P2P Cloud Manufacturing Based on a Customized Business Model: An Exploratory Study

Sensors (Basel). 2023 Mar 15;23(6):3129. doi: 10.3390/s23063129.

Abstract

To overcome the problems of long production cycle and high cost in the product manufacturing process, a P2P (platform to platform) cloud manufacturing method based on a personalized custom business model has been proposed in this paper by integrating different technologies such as deep learning and additive manufacturing (AM). This paper focuses on the manufacturing process from a photo containing an entity to the production of that entity. Essentially, this is an object-to-object fabrication. Moreover, based on the YOLOv4 algorithm and DVR technology, an object detection extractor and a 3D data generator are constructed, and a case study is carried out for a 3D printing service scenario.
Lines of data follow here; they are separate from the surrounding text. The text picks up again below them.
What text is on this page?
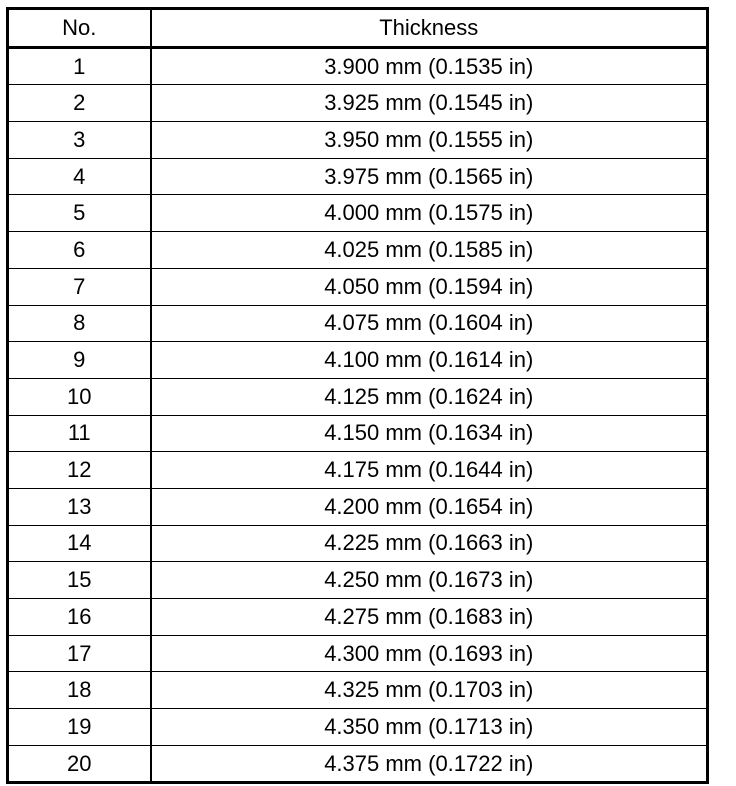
No.	Thickness
1	3.900 mm (0.1535 in)
2	3.925 mm (0.1545 in)
3	3.950 mm (0.1555 in)
4	3.975 mm (0.1565 in)
5	4.000 mm (0.1575 in)
6	4.025 mm (0.1585 in)
7	4.050 mm (0.1594 in)
8	4.075 mm (0.1604 in)
9	4.100 mm (0.1614 in)
10	4.125 mm (0.1624 in)
11	4.150 mm (0.1634 in)
12	4.175 mm (0.1644 in)
13	4.200 mm (0.1654 in)
14	4.225 mm (0.1663 in)
15	4.250 mm (0.1673 in)
16	4.275 mm (0.1683 in)
17	4.300 mm (0.1693 in)
18	4.325 mm (0.1703 in)
19	4.350 mm (0.1713 in)
20	4.375 mm (0.1722 in)
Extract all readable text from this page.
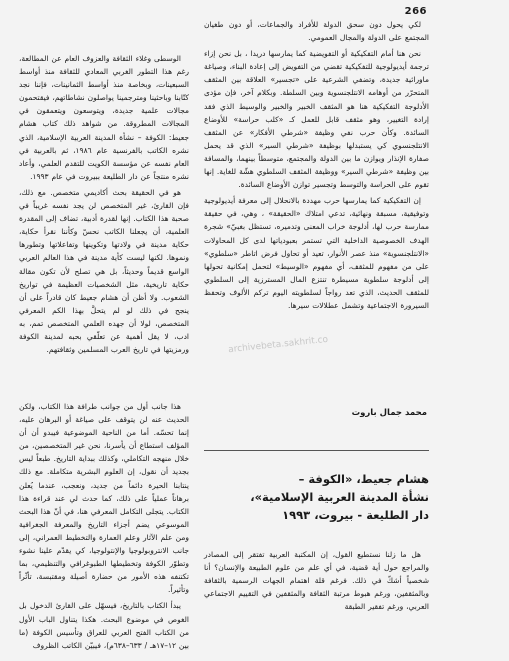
266

لكي يحول دون سحق الدولة للأفراد والجماعات، أو دون طغيان المجتمع على الدولة والمجال العمومي.

نحن هنا أمام التفكيكية أو التفويضية كما يمارسها دريدا ، بل نحن إزاء ترجمة أيديولوجية للتفكيكية تقضي من التفويض إلى إعادة البناء، وصياغة ماورائية جديدة، وتضفي الشرعية على «تجسير» العلاقة بين المثقف المتحرّر من أوهامه الانتلجنسوية وبين السلطة. وبكلام آخر، فإن مؤدى الأدلوجة التفكيكية هنا هو المثقف الخبير والخبير والوسيط الذي فقد إرادة التغيير، وهو مثقف قابل للعمل كـ «كلب حراسة» للأوضاع السائدة. وكأن حرب نفي وظيفة «شرطي الأفكار» عن المثقف الانتلجنسوي كي يستبدلها بوظيفة «شرطي السير» الذي قد يحمل صفارة الإنذار ويوازن ما بين الدولة والمجتمع، متوسطاً بينهما، والمسافة بين وظيفة «شرطي السير» ووظيفة المثقف السلطوي هشّة للغاية. إنها تقوم على الحراسة والتوسط وتجسير توازن الأوضاع السائدة.

إن التفكيكية كما يمارسها حرب مهددة بالانحلال إلى معرفة أيديولوجية وتوفيقية، مسبقة ونهائية، تدعي امتلاك «الحقيقة» ، وهي، في حقيقة ممارسة حرب لها، أدلوجة خراب المعنى وتدميره، تستظل بغبيّ» شجرة الهدف الخصوصية الداخلية التي تستمر بعبودياتها لدى كل المحاولات «الانتلجنسوية» منذ عصر الأنوار، تعيد أو تحاول فرض اتاطر «سلطوي» على من مفهوم للمثقف، أي مفهوم «الوسيط» لتحمل إمكانية تحولها إلى أدلوجة سلطوية مسيطرة تنتزع المال المسترزية إلى السلطوي للمثقف الحديث، الذي تعد رواجاً لسلطويته اليوم تركم الألوف وتحفظ السيرورة الاجتماعية وتشمل عطلالات سيرها.

الوسطى وغلاء الثقافة والعزوف العام عن المطالعة، رغم هذا التطور الغربي المعادي للثقافة منذ أواسط السبعينات، وبخاصة منذ أواسط الثمانينات، فإننا نجد كتّابنا وباحثينا ومترجمينا يواصلون نشاطاتهم، فيقتحمون مجالات علمية جديدة، ويتوسعون ويتعمقون في المجالات المطروقة. من شواهد ذلك كتاب هشام جعيط: الكوفة – نشأة المدينة العربية الإسلامية، الذي نشره الكاتب بالفرنسية عام ١٩٨٦، ثم بالعربية في العام نفسه عن مؤسسة الكويت للتقدم العلمي، وأعاد نشره منتجاً عن دار الطليعة ببيروت في عام ١٩٩٣.

هو في الحقيقة بحث أكاديمي متخصص. مع ذلك، فإن القارئ، غير المتخصص لن يجد نفسه غريباً في صحبة هذا الكتاب. إنها لقدرة أدبية، تضاف إلى المقدرة العلمية، أن يجعلنا الكاتب نحسّ وكأننا نقرأ حكاية، حكاية مدينة في ولادتها وتكوينها وتفاعلاتها وتطورها ونموها. لكنها ليست كأية مدينة في هذا العالم العربي الواسع قديماً وحديثاً، بل هي تصلح لأن تكون مقالة حكاية تاريخية، مثل الشخصيات العظيمة في تواريخ الشعوب. ولا أظن أن هشام جعيط كان قادراً على أن ينجح في ذلك لو لم يتحلَّ بهذا الكم المعرفي المتخصص، لولا أن جهده العلمي المتخصص تمم، به ادب، لا يقل أهمية عن تعلّقي بحبه لمدينة الكوفة ورمزيتها في تاريخ العرب المسلمين وثقافتهم.

هذا جانب أول من جوانب طرافة هذا الكتاب، ولكن الحديث عنه لن يتوقف على صياغة أو البرهان عليه، إنما تحسّه. أما من الناحية الموضوعية فيبدو أن أن المؤلف استطاع أن يأسرنا، نحن غير المتخصصين، من خلال منهجه التكاملي، وكذلك ببداية التاريخ. طبعاً ليس بجديد أن نقول، إن العلوم البشرية متكاملة. مع ذلك ينتابنا الحيرة دائماً من جديد، ونعجب، عندما يُعلن برهاناً عملياً على ذلك، كما حدث لي عند قراءة هذا الكتاب. يتجلى التكامل المعرفي هنا، في أنّ هذا البحث الموسوعي يضم أجزاء التاريخ والمعرفة الجغرافية ومن علم الآثار وعلم العمارة والتخطيط العمراني، إلى جانب الانتروبولوجيا والإنتولوجيا، كي يقدّم علينا نشوء وتطوّر الكوفة وتخطيطها الطبوغرافي والتنظيمي، بما تكتنفه هذه الأمور من حضارة أصيلة ومقتبسة، تأثّراً وتأثيراً.

يبدأ الكتاب بالتاريخ، فيسهّل على القارئ الدخول بل الغوص في موضوع البحث. هكذا يتناول الباب الأول من الكتاب الفتح العربي للعراق وتأسيس الكوفة (ما بين ١٢–١٧هـ / ٦٣٣–٦٣٨م)، فيبيّن الكاتب الظروف

محمد جمال باروت
هشام جعيط، «الكوفة –
نشأة المدينة العربية الإسلامية»،
دار الطليعة - بيروت، ١٩٩٣

هل ما زلنا نستطيع القول، إن المكتبة العربية تفتقر إلى المصادر والمراجع حول أية قضية، في أي علم من علوم الطبيعة والإنسان؟ أنا شخصياً أشكّ في ذلك. فرغم قلة اهتمام الجهات الرسمية بالثقافة وبالمثقفين، ورغم هبوط مرتبة الثقافة والمثقفين في التقييم الاجتماعي العربي، ورغم تفقير الطبقة

archivebeta.sakhrit.co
The case study selects online sofa photos and real car photos. The recognition rates of sofa and car were 59% and 100%, respectively. Retrograde conversion from 2D data to 3D data takes approximately 60 s. We also carry out personalized transformation design on the generated sofa digital 3D model. The results show that the proposed method has been validated, and three unindividualized models and one individualized design model have been manufactured, and the original shape is basically maintained.

Keywords: 3D printing; 3D reconstruction; P2P cloud manufacturing; deep learning; personalized business model; reverse engineering.

Grants and funding

This research received no external funding.